Özcan Yıldırım’ın büyük başarısını kutlayanlar arasında pistlerde kıyasıya mücadele ettiği jokey arkadaşları da vardı. Çarşamba günü Veliefendi’de yapılan yarışlar öncesinde Yıldırım’ı tebrik eden arkadaşları, 20 yıl sonra gelen bu zaferi, üzerinde “20” yazan pastayı keserek kutladı. Gazi’de altı kez birinci olan parkurlarımızın şampiyonu Halis Karataş, genç meslektaşını tebrik ederek başarılarının devamını diledi.
Son 7 yılda bu önemli klasiği 7 kez bitiren rekortmen Ahmet Çelik de Özcan Yıldırım’ın sevincini paylaşanlardan oldu. Arkadaşına pastayı takdim eden ve onu kucaklayarak tebrik eden Çelik, Özcan Yıldırım ile vakit geçirmekten çekinmedi. İlginç gözlemleri ve esprili tavırlarıyla her zaman dikkat çeken Ahmet Çelik, “Özcan’ı 7 yıldır tatile gönderiyorum. Bu yıl beni tatile gönderdi. Gelecek yıl görüşürüz,” diye tüm arkadaşlarının kahkahalarına boğuldu.

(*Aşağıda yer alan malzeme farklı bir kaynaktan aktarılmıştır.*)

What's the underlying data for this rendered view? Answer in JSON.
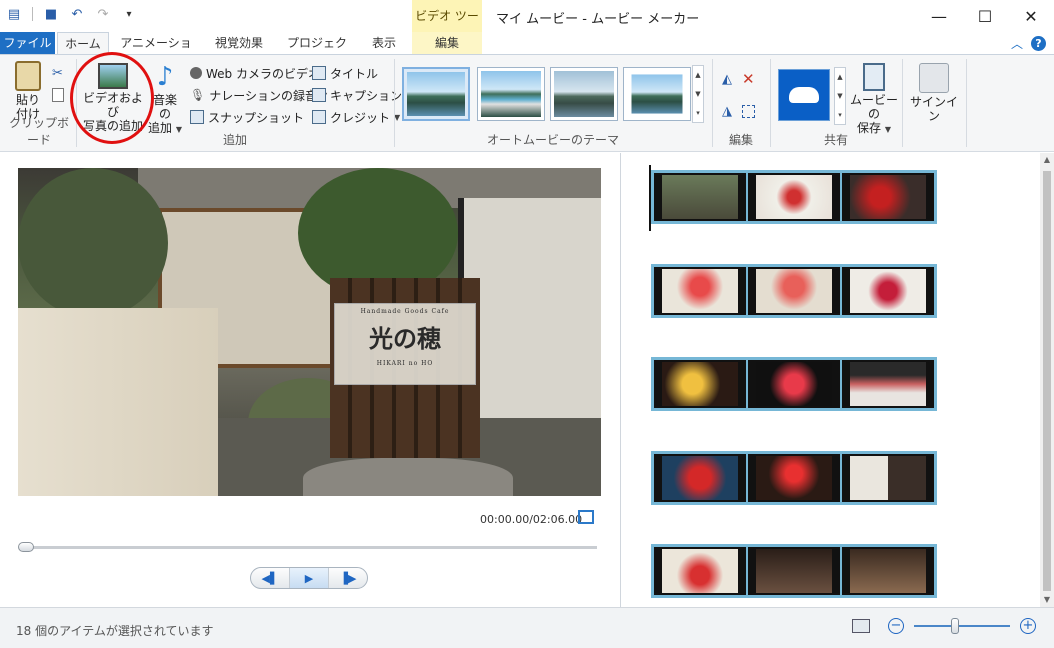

‘Yeni nesil iyi yetişiyor’
“İrlanda’da okudum. Ama artık yurtdışında eğitimin de burada olduğunu düşünüyorum. Her şeyin iyi bir donanımda olduğunu biliyorum. Çırak okulumuz yeni nesli çok iyi yetiştiriyor. Tüm olasılıkları biliyorlar. Bence herkesten daha iyi olacaklar”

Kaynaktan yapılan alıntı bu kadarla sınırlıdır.